Despite much discussion about the risk of Artificial Intelligence (AI) replacing humans in the workforce, a new study shows that the technology is still far behind. Scale AI, in collaboration with the Center for AI Safety (CAIS), put several popular AI models to the test, asking them to perform real-world tasks, from product design and game development to data analysis and scientific writing.
The results were disappointing. The Manus model achieved the best result, but only 2.5% of its tasks were rated as “acceptable work” by a reasonable client, according to a panel of 40 judges. Gemini 2.5 Pro came in last, with only 0.8% of tasks meeting expectations. The researchers point out that while AI models are improving on standard tests, they still fall short of the quality demanded by the real job market.

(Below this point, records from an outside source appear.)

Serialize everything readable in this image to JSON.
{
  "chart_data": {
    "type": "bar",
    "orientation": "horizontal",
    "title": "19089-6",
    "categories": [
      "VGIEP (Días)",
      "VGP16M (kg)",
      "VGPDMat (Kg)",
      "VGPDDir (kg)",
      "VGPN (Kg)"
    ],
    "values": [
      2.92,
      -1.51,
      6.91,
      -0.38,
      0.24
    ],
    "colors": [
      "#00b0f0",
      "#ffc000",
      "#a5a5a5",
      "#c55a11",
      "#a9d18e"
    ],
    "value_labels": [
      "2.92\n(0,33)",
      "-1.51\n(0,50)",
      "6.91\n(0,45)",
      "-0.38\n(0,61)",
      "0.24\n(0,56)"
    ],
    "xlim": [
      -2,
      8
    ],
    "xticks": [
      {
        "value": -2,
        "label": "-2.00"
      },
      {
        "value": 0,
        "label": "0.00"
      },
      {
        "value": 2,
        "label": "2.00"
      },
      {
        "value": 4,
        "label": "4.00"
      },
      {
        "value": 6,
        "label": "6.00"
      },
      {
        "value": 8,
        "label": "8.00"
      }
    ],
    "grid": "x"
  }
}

According to Dan Hendrycks, director of CAIS and advisor to Elon Musk’s xAI company, combining human labor with AI is currently more efficient, but in the future “like in chess, it will probably be more effective to use AI alone.” However, another study from BetterUp and Stanford University’s Social Media Lab shows that the use of AI in the workplace often slows productivity.
In a survey of 1,150 American employees, 40% said they had received “workslop” — low-quality work created by AI — in the past month that they or their colleagues had to rework. In an organization with 10 employees, that translates to about $9 million in lost productivity per year, according to estimates. The results suggest that, for now at least, AI needs humans as much as humans need it.